Lembro-me de uma vez em que a minha professora de português se queixou que um seu aluno, de visita a Londres, queria dar uma vista de olhos à casa de Sherlock Holmes – com o motivo óbvio de querer conhecer a residência onde o homem viveu.

Menos óbvio para esse aluno era, contudo, o facto de Sherlock Holmes ser uma personagem criada por Arthur Conan Doyle e o famosíssimo 221-B da Baker Street ser um lugar fictício (se bem que a partir dos anos 30 passasse a existir).

Não condenemos o aluno, nem o apelidemos de criatura ignorante, pela simples razão de que Conan Doyle criou uma personagem que ultrapassa, de longe, a figura existente do próprio criador.
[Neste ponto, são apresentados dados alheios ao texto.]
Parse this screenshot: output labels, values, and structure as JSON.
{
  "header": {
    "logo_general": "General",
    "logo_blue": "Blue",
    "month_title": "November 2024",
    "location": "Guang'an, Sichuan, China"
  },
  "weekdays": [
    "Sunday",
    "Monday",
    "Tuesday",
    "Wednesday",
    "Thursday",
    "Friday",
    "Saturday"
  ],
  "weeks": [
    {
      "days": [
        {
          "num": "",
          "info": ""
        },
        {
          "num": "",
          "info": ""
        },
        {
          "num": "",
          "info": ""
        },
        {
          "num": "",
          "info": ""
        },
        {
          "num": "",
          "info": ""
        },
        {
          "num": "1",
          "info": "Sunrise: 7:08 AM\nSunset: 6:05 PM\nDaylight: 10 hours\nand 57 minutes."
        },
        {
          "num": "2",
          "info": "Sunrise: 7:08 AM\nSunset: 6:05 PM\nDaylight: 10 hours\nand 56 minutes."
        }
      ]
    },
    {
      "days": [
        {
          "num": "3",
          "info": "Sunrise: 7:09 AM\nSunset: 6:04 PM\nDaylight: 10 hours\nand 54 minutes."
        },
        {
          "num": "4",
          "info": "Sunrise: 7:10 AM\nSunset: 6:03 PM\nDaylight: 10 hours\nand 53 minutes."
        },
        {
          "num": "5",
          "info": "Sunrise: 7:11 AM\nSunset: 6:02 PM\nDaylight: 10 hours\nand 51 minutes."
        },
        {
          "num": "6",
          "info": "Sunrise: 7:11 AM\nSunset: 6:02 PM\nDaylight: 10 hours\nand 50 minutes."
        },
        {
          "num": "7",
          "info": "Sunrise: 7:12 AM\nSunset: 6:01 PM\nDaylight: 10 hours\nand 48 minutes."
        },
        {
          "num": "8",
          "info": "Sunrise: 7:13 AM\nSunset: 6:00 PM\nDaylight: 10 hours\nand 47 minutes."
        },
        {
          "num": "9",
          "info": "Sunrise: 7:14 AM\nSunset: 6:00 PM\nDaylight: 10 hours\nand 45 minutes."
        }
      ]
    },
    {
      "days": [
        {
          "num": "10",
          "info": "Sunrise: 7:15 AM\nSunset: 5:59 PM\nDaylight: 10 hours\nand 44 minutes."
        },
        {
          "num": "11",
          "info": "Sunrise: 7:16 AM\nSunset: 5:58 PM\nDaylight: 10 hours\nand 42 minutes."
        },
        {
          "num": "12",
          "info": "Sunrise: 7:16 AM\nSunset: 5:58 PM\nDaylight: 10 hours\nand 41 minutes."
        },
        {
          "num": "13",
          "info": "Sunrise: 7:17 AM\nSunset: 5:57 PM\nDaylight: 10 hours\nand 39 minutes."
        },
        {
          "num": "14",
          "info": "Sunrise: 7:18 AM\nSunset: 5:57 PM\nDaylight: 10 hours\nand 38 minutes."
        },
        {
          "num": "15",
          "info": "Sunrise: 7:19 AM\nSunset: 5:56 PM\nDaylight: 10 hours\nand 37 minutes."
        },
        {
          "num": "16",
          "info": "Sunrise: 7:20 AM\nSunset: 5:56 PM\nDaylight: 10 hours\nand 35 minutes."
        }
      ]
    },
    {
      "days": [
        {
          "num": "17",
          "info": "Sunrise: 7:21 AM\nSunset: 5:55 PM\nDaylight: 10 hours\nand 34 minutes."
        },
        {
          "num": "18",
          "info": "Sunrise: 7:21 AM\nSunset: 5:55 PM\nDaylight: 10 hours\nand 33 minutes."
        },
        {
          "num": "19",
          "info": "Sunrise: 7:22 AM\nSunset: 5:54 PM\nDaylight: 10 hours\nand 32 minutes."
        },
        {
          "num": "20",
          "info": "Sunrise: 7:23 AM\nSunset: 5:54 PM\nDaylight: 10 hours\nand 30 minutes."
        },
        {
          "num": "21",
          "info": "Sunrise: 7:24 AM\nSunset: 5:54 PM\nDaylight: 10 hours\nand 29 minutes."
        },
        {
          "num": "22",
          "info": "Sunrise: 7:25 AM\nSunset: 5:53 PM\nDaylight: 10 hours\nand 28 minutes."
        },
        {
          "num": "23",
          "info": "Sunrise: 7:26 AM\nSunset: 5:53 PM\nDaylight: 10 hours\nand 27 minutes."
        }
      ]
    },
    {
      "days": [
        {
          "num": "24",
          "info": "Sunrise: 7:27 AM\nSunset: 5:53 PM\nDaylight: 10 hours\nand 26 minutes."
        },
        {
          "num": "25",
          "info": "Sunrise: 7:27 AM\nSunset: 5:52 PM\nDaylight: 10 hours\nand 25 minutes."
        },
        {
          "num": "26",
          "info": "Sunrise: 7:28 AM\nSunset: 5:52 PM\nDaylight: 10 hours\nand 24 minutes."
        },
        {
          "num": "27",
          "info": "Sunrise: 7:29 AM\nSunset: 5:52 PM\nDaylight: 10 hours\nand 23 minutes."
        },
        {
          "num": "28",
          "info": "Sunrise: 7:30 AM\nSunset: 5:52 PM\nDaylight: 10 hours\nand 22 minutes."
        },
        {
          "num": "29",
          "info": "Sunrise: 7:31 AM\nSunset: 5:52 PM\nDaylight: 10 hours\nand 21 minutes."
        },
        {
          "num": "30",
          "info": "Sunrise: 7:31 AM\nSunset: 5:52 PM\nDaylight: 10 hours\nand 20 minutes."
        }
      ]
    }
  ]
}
Por outras palavras, quem existe para nós, que somos leitores, é Sherlock Holmes e não Arthur Conan Doyle.

E isto acontece, muito em parte, pela maneira exímia com que Conan Doyle escreve: escreve de maneira a obliterar qualquer pensamento próprio e transferi-lo para a personalidade de Holmes – nunca uma personagem, pelo menos das que tenho conhecimento, foi tão envolvente como a do detective (facto que atribuo às dezenas de histórias de Holmes, em que Watson centra a narrativa nas capacidades do seu companheiro e não propriamente no caso a ser resolvido).

Estamos habituados, enquanto leitores, a verificar reminiscências da individualidade do escritor nos livros, porém quando lemos Sherlock Holmes, a coisa muda: o nosso subconsciente atribui essa mesma individualidade ao detective.

Naturalmente que é pela maneira como Arthur Conan Doyle construiu a personagem – estranha, invulgar, diferente – e se sabemos que a mesma foi baseada num professor do autor, é-nos difícil rever o escritor no livro, apesar de ter sido o génio que criou Holmes.

Voltando à escrita de Conan Doyle, esta é uma das razões, diria mesmo que principal, que explica a elevada fama da personagem: uma escrita acessível, sem muitos floreados, fácil de ler e de entender, compreensível tanto para as pessoas cultas como para as que carregam menos bagagem literária nas suas vidas.

Torna-se, assim, transparente como água porque entranhamos e adoramos o detective. E se alguém se atrever a questionar esta premissa, que se tente lembrar do que é feito de Dupin…

O tal aluno pode desculpar-se argumentando que existem biografias de Sherlock Holmes, ensaios e teorias sobre o que o detective fez ou deixou de fazer, o que gostava ou desgostava, qual foi o seu passado e qual foi a sua família.

Há, inclusive, estátuas de Holmes, que também tem o seu próprio museu – o que comprova como estamos bastante familiarizados com ele, como se chegasse mesmo a existir (todavia, existem pessoas que acreditam neste facto).

E, posto isto, quem pode culpar aquele aluno? Não foi o primeiro a acreditar na existência de Sherlock Holmes, nem certamente será o último.